How else can we promote an appreciation for the natural world?

Renkl: I’m a big believer in letting kids get dirty and explore at their own pace. In schools, recess too often gets sacrificed to test prep or redesigned as P.E. At home, too often organized sports take the place of poking around outside. If we let children lead the way, they will always take us straight to the creek.

Also, a civic policy that inspires developers and homeowners to preserve native trees—whether through carrots or sticks or a combination of both—goes a long way toward preserving an ecosystem. Keep the trees and you keep the whole wild world.

Do you have a favorite native plant and bird species?

Renkl: I hesitate to call them favorites because I have spent my whole life learning how interconnected everything in the natural world is to everything else in the natural world. Which means that loving one of them is to love all of them. But I will admit to feeling especially at home in the presence of pine trees. A blue jay calling from a pine tree is the very sound of home to me.

Your essays explore the beauty of the South but also its complicated, challenging parts. What makes you hopeful for the region’s future?

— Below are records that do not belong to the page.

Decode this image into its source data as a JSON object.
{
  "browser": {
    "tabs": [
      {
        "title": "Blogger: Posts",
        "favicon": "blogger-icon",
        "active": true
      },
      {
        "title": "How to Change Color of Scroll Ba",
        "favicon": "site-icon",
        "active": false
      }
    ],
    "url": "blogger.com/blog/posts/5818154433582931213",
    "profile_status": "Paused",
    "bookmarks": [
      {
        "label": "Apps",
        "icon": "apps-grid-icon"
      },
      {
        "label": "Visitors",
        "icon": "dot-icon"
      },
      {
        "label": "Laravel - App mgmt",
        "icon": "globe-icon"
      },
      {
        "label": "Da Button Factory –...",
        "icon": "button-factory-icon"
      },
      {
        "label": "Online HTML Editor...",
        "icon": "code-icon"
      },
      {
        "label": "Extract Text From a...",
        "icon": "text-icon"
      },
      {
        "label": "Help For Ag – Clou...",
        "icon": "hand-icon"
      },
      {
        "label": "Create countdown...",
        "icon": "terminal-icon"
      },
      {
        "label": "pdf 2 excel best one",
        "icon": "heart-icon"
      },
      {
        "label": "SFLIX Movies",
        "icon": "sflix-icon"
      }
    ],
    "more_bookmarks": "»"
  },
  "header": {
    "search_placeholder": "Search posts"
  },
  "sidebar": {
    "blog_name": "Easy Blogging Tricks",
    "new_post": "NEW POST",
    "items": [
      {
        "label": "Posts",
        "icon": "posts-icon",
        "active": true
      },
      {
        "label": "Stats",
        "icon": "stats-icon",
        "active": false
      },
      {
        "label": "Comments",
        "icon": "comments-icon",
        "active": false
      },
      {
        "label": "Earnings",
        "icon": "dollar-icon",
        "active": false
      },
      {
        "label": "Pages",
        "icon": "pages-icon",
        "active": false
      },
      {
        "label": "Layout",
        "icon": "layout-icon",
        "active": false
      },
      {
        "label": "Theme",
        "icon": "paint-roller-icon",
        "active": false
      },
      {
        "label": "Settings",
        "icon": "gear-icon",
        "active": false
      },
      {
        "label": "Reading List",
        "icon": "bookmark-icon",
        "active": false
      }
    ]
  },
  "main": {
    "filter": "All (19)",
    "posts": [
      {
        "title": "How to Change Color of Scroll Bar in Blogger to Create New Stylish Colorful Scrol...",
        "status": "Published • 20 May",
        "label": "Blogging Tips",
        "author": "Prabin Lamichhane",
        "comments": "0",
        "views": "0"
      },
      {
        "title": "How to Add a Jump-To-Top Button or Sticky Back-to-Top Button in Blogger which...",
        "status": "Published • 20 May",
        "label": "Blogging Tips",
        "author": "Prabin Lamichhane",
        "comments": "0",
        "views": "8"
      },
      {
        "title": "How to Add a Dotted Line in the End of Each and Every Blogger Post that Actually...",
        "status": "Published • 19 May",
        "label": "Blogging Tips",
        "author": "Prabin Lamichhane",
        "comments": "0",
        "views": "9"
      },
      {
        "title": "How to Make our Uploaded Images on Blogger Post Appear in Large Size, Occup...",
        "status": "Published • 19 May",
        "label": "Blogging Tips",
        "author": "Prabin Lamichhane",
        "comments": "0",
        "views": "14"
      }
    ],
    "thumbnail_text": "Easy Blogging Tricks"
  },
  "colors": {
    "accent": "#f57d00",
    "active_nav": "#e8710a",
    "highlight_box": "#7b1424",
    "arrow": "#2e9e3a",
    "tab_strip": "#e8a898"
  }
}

Southerners give me hope for the South. Too often we trust “leaders” who are doing the will of their donors instead of the will of their constituents, and too often we trust media figures who lie to our faces. There are some mean, angry people among us, too. But I really think most Southerners—like most human beings generally—are good people who are trying their best to create a better world. And I believe the truth will out. One day soon, even down here, the truth will out.